This special section features selected, extended papers from the 25th IEEE International Conference on Software Analysis, Evolution and Reengineering (SANER 2018), held in Campobasso, Italy, March 20–23, 2018.

SANER is the premier event on the theory and practice of recovering information from existing software and systems. The event explores innovative methods to extract the many kinds of information that can be recovered from software, software engineering documents, and systems artifacts, and examines innovative ways of using this information in system renewal and program understanding. The SANER conference series started in 2015, from the merger of the Working Conference on Reverse Engineering (WCRE) and the European Conference on Software Maintenance and Reengineering (CSMR).

The SANER 2018 research track received 151 submissions, of which 38 were accepted and presented at the conference. This special section contains four extended versions of distinguished papers selected from those presented at the conference. All four papers underwent a completely new peer-reviewing process, which ensured the paper’s technical soundness, relevance to the EMSE topics, and a sufficient delta with respect to the previously-published SANER 2018 paper. The four papers cover different topics of software evolution, including the quality of test reports, the use of static analysis tools, API discussions and breaking changes.

In the paper “A Systemic Framework for Crowdsourced Test Report Quality Assessment” Chen et al. deal with the problem of test report quality, which undermines inspection efficiency. They propose TEst Report Quality Assessment Framework (TERQAF), a framework that helps developers to determine whether, in a context where resources are limited, a test report should be inspected or not. This is done by defining a series of quantifiable indicators for quality test reports. In their empirical evaluation, Chen et al. show how TERQAF can help developers to handle test reports more efficiently.

In the paper “How Developers Engage with Static Analysis Tools in Different Contexts” Vassallo et al. investigate how the usage of Automatic Static Analysis Tools (ASATs) varies in different contexts. The investigation is performed in multiple stages, first through interviews and surveys, and then through manual inspection of configuration and build files from open source projects. The study shows how the relevance of ASATS varies depending on the project and domain, and highlights the need to improve strategies for the selection and prioritization of ASAT warnings.

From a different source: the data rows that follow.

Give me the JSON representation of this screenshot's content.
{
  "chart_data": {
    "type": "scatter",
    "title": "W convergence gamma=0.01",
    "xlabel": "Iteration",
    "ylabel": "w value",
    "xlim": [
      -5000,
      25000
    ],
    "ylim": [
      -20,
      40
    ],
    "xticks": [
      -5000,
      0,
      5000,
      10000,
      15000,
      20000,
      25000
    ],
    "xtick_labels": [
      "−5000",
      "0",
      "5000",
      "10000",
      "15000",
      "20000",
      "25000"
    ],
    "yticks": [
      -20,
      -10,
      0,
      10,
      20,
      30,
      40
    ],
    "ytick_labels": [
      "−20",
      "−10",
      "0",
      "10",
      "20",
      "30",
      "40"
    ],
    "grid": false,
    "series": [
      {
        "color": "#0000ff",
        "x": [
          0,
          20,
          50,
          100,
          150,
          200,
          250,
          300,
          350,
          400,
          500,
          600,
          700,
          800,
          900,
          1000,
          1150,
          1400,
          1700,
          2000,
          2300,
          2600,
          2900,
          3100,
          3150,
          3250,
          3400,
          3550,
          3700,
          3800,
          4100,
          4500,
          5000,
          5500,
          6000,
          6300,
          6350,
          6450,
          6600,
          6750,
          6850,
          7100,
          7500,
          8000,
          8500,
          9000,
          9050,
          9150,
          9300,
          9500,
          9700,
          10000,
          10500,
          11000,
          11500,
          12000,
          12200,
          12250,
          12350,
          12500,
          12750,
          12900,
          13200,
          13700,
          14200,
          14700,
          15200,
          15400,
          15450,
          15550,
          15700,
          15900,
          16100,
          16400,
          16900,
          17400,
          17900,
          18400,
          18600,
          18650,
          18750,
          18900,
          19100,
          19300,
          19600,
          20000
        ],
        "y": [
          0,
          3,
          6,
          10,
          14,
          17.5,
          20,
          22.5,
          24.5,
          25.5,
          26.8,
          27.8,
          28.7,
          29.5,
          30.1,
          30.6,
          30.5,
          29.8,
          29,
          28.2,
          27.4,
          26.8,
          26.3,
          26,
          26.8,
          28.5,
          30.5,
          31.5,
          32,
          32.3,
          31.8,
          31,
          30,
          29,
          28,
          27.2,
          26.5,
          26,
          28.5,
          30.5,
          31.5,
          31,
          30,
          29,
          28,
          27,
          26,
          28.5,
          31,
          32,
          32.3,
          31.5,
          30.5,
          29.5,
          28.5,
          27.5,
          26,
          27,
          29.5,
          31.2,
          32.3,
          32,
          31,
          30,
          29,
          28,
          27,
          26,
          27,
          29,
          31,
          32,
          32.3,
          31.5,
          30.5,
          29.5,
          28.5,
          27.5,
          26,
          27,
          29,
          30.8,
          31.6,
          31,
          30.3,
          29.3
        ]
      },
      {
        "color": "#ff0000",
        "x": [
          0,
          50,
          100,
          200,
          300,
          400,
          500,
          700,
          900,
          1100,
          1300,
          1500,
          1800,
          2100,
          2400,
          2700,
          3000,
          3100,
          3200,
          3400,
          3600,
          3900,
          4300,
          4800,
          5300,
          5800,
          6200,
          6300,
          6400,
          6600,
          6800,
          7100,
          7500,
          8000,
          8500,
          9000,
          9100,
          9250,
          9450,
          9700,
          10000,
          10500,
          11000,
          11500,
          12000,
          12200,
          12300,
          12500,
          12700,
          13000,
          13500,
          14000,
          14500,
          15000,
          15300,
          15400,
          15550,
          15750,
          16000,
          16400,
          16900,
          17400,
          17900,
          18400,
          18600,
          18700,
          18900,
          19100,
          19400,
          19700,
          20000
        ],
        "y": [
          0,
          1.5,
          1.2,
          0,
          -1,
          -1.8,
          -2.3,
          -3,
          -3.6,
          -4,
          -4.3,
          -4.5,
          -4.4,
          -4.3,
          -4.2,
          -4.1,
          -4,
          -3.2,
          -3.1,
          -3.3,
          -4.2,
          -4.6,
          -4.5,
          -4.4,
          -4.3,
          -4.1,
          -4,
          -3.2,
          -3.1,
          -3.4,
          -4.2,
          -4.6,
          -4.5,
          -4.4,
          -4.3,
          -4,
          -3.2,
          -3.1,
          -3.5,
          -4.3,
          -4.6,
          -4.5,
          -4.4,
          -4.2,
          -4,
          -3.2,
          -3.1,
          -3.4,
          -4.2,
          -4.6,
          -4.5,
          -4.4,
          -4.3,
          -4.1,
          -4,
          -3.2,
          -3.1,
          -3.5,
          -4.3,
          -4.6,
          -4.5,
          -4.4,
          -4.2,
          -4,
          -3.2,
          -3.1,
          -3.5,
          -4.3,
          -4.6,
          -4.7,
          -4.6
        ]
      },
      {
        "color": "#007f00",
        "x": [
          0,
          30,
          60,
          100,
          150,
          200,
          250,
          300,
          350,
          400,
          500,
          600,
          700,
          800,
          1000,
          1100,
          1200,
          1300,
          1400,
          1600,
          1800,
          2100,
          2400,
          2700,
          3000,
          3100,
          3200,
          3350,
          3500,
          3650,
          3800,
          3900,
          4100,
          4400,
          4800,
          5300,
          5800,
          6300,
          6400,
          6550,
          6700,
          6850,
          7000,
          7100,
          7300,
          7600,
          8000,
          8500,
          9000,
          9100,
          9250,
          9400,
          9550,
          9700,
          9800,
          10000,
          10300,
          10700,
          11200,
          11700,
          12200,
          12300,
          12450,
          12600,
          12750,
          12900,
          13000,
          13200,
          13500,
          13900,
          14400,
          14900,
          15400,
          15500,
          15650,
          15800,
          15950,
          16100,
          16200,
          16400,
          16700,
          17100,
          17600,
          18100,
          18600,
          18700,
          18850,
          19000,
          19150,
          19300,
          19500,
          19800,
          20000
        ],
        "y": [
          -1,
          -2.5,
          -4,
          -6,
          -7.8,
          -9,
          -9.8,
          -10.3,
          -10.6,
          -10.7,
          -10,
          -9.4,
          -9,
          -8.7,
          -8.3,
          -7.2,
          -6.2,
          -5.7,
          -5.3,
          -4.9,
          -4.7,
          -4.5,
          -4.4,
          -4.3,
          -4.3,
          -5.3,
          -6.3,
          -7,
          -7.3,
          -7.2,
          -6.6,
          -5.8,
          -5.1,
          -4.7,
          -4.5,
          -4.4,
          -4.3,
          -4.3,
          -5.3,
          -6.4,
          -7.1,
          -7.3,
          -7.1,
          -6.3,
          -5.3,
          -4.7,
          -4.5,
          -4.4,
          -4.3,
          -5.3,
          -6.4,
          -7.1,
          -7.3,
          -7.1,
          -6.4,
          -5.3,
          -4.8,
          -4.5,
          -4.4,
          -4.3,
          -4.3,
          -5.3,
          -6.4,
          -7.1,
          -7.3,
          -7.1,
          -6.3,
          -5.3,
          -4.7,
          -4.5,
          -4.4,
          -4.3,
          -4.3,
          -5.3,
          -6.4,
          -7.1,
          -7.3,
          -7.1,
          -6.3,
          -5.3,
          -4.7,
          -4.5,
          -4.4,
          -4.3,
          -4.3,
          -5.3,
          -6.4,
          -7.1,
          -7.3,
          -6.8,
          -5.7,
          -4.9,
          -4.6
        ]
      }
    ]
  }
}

In the paper “CAPS: A Supervised Technique for Classifying Stack Overflow Posts Concerning API Issues” Ahasanuzzaman et al. propose an approach to classify API-related sentences from Stack Overflow. First, they use a supervised learning approach using Conditional Random Field to identify API issue-related sentences. Then, they create a logistic regression model, accounting for the output of the CRF as well as for other features related to the post or to its author. The empirical evaluation shows how the proposed approach (CAPS) outperforms state-of-the-art techniques.

In the paper “You Broke My Code: Understanding the Motivations for Breaking Changes in APIs” Brito et al. study the phenomenon of API breaking changes. First, the authors performed a field study on the evolution of popular Java libraries, by also asking developers for the reasons of API breaking changes. Then, they complemented such an analysis by mining Stack Overflow discussions. The study results suggest that API breaking changes are mostly due to the need for implementing new features and improve maintainability. Finally, the authors provide suggestions to various stakeholders on how to deal with API breaking changes.

We would like to thank the authors for submitting high-quality papers, and the reviewers for providing timely, constructive and detailed feedback. Finally, we sincerely hope that the readers will enjoy the four papers and find them inspiring for their research and practice.

Massimiliano Di Penta and David C. Shepherd

Guest Editors of the special section on software analysis, evolution, and reengineering.